Yo mismo, de pequeño fui testigo implicado y adolorido de cómo un pariente mío se dedicó a estudiar tres carreras porque otro pariente lo había hecho y porque su padre se lo exigía. También le reprochaban de continuo el que no tuviera una pareja estable y se casara. El resultado de todo esto es que ese familiar se pasaba el tiempo enfermo en medio de sus éxitos exclusivamente profesionales. Nadie en nuestra familia conectaba una dimensión de su vida (frustrada) y la otra (aparentemente motivadora). Se decía simplemente que era una lástima que tuviera tan mala salud. Esa era la explicación del fenómeno que se daba a sí misma nuestra parentela; no sé y a esta altura tampoco importa realmente conocer a qué extraños y misteriosos mandatos sistémicos obedecía aquel comportamiento. El caso es que cuando aquel pariente mío acabó sus tres carreras con éxito y obtuvo unos ahorros que le permitieron mantenerse durante el tiempo que dura estudiar una carrera, se dedicó a estudiar la profesión que realmente él más amaba, más modesta, no tan pomposa, pero la que a él le satisfacía; a partir de ese momento recuperó su salud, que había estado baldada durante todos los años en que estuvo realizando actividades que no iban con su yo profundo y las exigencias de su alma. Y para coronar el pastel, a poco de comenzar en su nueva profesión, conoció a una chica con la que finalmente sí se casó.   

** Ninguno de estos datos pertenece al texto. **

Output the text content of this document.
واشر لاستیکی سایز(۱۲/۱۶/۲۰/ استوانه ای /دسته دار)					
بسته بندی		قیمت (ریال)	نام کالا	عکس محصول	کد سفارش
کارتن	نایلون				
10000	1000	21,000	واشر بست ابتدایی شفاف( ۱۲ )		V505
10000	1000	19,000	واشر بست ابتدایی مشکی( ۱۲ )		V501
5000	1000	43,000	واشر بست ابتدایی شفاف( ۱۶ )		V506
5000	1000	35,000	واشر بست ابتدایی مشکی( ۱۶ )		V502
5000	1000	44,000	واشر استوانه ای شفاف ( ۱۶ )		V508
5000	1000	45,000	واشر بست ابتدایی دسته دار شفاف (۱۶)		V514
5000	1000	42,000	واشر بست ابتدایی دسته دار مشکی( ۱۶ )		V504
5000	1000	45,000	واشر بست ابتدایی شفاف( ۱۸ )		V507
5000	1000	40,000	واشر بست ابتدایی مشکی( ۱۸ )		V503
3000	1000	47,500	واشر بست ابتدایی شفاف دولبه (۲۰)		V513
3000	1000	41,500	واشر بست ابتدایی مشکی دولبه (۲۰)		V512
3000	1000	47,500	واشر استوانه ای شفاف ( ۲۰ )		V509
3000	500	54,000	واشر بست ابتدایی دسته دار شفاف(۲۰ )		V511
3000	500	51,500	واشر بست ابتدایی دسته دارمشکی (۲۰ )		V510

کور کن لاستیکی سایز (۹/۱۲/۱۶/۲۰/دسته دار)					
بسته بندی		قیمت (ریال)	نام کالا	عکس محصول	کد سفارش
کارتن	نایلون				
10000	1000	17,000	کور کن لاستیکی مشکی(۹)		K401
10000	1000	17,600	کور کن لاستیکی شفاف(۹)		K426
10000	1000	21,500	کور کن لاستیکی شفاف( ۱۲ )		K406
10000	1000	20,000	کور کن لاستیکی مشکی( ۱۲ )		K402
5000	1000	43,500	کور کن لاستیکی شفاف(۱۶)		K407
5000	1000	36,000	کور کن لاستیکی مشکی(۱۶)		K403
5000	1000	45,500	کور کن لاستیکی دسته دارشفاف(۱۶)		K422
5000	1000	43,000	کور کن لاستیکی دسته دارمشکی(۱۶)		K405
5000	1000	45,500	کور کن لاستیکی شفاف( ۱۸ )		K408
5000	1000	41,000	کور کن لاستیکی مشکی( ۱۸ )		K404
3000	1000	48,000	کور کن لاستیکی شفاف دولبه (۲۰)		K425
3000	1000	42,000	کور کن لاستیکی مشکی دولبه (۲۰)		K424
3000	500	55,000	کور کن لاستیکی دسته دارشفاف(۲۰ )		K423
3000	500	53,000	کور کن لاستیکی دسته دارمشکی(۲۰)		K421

Este caso que presento aquí, en cierto modo, muestra cómo actúa la reparación. Este es un caso de lealtad aunque esta le conduzca a la muerte o al menos en este caso a la enfermedad física. Y el elemento reparador aparece en esa acción inconsciente de estudiar durante mucho tiempo tres carreras que casi no se van a ejercer y en el aspecto de autocastigo que esto implica hay también una reparación respecto de alguien que debió vivir esa circunstancia en otra generación. Con su inexplicable accionar inconsciente y auto-castigador seguro estaba dando vida a “otro” que fue excluido de su sistema y que vuelve a la vida de ese modo. Manifestándose en la de un descendiente.
Voy a contar un caso famoso que se desarrolla me parece en Canadá. En cierta época, un señor es despedazado por una manada de lobos. Su hijo se convertirá con el paso del tiempo en un afamado carnicero al que concurrían a comprarle sus productos desde otras poblaciones por la calidad de sus “cortes”. Esto es una reparación en toda regla. En este caso además conduce a la persona al éxito, lo que no sabemos es cuán satisfecho estaba de su éxito. Este señor, carnicero de profesión, a su vez, tiene un hijo y éste se convierte en unos de los más importantes cirujanos plásticos del país. Otro especialista en “cortar la carne humana”; y valen para él las mismas observaciones que para el dueño de la carnicería. En nuestra existencia vivimos buena parte del tiempo reparando por hechos que proceden de nuestro sistema familiar, racial o nacional, gastamos en ello una enorme cantidad de energía. Y desperdiciamos nuestra verdadera vida; la que nuestra alma tenía reservada para nosotros. Y que por la rigidez y los miedos propios de la personalidad del ego configurado en esta existencia logramos o no salir al fin de la jaula del mismo y de la historia personal. 
Pasamos por la vida como un jugador profesional que ante la mesa de juego se encontrara distorsionado en su desempeño excelente por un molesto embaucador y fullero que sólo deseara hacerle perder. 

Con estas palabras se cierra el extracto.